Bankentitel auf Konsolidierungskurs

Die Aktien der Banken konsolidieren den jüngsten Anstieg. Credit Suisse sinken um 0,1 Prozent, UBS drehen nach anfänglichen Verlusten ins Plus und legen noch 0,2 Prozent zu. Die Zahlen der beiden Grossbanken werden am 28. Juli erwartet. Julius Bär stehen 0,2 Prozent tiefer. Der Vermögensverwalter informiert am kommenden Montag über das erste Halbjahr.

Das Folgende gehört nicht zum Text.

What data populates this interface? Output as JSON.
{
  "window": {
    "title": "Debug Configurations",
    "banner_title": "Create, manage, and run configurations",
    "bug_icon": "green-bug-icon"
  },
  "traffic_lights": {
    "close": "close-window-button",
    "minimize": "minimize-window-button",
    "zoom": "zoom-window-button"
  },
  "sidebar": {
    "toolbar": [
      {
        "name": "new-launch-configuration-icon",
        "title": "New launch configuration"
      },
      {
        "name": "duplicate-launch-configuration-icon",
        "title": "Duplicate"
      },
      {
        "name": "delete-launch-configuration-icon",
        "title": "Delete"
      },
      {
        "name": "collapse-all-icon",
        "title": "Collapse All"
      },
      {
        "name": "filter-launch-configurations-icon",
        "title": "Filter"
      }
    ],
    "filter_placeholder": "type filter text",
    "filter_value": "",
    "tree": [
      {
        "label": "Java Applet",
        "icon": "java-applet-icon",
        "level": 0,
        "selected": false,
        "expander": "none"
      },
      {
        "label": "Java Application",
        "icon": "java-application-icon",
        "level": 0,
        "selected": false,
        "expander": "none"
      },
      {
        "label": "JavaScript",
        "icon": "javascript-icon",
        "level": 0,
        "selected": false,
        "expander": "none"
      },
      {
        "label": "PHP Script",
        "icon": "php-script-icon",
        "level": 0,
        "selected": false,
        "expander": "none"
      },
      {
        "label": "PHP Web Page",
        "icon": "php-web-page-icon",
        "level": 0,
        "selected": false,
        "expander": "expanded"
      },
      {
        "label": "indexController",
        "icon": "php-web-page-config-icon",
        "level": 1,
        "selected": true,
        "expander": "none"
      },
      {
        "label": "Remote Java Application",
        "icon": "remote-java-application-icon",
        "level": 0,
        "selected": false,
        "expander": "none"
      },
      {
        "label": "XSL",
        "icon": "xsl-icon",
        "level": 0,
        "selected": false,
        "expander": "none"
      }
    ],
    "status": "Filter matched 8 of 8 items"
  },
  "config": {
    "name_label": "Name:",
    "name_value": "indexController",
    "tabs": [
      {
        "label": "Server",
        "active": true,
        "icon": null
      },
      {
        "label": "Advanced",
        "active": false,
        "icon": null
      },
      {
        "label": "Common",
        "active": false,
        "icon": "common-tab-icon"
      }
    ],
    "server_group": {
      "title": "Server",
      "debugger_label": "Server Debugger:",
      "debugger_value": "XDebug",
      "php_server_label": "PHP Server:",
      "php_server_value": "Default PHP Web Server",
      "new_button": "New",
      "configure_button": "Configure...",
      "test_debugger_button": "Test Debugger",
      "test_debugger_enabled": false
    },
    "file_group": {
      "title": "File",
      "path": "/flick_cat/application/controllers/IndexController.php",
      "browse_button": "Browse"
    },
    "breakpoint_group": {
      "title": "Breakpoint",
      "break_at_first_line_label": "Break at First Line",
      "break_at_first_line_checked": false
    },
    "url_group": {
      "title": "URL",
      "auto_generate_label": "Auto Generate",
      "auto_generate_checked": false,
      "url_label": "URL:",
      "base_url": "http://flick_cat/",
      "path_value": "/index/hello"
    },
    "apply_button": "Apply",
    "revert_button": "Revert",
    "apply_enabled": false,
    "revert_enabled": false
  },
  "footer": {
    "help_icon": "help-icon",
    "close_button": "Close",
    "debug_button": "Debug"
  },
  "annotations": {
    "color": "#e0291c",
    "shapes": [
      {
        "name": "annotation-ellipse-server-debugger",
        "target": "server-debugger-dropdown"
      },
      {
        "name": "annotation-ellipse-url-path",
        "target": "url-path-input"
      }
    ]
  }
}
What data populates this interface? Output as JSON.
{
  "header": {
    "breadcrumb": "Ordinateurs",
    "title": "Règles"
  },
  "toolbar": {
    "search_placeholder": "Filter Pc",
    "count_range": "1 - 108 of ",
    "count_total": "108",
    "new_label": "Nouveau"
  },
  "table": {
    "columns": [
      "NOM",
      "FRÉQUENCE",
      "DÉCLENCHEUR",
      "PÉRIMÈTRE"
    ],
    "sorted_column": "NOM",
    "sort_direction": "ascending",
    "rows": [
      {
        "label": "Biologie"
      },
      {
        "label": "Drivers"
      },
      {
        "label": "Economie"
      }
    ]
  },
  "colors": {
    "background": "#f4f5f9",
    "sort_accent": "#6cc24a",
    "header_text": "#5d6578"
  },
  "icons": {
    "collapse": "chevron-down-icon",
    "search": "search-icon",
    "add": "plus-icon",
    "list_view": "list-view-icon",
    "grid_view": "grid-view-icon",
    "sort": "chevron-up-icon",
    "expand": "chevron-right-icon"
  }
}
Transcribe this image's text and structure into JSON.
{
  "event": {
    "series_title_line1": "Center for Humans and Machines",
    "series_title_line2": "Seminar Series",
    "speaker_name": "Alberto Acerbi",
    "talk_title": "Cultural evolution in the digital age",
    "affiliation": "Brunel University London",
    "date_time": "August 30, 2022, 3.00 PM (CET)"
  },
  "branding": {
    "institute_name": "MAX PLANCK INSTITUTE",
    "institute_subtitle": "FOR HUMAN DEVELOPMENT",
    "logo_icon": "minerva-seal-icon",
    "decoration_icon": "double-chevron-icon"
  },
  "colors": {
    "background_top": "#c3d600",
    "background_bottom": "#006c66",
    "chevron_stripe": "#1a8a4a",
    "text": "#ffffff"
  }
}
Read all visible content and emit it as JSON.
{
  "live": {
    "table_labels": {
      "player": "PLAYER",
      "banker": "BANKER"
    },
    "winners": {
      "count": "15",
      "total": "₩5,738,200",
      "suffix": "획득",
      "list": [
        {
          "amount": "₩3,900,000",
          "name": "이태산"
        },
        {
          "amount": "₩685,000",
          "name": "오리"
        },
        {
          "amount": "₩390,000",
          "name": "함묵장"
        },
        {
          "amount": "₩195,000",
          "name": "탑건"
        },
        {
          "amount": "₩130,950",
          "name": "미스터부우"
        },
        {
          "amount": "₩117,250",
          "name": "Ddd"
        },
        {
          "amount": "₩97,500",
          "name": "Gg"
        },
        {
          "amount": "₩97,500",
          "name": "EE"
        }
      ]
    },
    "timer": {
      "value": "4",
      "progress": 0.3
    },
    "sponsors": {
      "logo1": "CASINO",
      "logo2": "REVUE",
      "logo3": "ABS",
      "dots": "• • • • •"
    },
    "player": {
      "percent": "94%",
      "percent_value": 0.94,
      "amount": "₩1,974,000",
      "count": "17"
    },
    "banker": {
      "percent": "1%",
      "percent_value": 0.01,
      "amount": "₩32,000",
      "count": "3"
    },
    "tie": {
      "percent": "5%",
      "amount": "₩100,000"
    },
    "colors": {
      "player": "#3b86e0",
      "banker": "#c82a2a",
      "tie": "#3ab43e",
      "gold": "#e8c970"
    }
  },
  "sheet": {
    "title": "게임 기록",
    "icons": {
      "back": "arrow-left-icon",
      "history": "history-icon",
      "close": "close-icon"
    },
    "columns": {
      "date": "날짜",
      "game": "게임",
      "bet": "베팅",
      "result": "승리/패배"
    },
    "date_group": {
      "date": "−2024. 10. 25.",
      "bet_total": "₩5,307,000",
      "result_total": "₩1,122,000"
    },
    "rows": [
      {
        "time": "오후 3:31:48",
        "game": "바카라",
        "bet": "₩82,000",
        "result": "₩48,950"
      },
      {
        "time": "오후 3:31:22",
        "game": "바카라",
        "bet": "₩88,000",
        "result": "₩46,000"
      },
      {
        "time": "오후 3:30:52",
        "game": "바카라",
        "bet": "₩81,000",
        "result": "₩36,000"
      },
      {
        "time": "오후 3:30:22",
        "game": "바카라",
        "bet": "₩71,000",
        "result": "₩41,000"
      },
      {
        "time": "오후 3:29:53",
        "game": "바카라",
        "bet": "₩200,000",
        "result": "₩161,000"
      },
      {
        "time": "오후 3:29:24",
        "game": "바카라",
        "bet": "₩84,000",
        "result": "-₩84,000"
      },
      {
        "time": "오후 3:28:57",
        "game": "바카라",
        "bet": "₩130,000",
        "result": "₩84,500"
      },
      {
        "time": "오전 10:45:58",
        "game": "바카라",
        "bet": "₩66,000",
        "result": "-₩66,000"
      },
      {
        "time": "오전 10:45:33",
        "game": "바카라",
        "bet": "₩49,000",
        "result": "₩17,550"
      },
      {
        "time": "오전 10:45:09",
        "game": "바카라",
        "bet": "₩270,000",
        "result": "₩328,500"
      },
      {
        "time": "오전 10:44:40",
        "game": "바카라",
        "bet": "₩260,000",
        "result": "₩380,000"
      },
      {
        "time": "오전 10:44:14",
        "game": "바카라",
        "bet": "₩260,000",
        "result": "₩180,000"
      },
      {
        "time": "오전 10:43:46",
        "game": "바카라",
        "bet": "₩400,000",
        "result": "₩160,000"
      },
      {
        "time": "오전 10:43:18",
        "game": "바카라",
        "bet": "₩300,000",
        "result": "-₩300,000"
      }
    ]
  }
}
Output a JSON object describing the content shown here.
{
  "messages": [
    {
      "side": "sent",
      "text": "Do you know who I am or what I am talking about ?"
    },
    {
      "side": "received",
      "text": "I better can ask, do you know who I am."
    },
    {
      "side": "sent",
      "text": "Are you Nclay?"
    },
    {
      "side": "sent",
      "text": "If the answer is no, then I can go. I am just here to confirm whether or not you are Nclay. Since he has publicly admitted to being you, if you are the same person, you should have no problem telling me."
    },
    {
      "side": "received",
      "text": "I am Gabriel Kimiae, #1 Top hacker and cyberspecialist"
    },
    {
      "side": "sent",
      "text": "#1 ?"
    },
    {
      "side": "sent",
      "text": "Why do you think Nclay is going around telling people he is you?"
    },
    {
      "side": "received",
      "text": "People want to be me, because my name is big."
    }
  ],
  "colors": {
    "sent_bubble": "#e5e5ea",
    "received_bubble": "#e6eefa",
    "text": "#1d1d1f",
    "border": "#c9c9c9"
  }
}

Am breiten Markt werden die Anteile der Maschinen- und Anlagenbauer AMS, Autoneum, Rieter und Fischer höher bewertet. Georg Fischer veröffentlicht am Dienstag den Zwischenbericht.

Gewinnmitnahmen nach einem steilen Anstieg im frühen Geschäft lassen Meyer Burger aufs Ausgangsniveau zurückfallen. Der Kurs des Solarzulieferers war zunächst wegen spekulativer Käufe um bis zu 8 Prozent auf den höchsten Stand seit Februar 2016 gestiegen.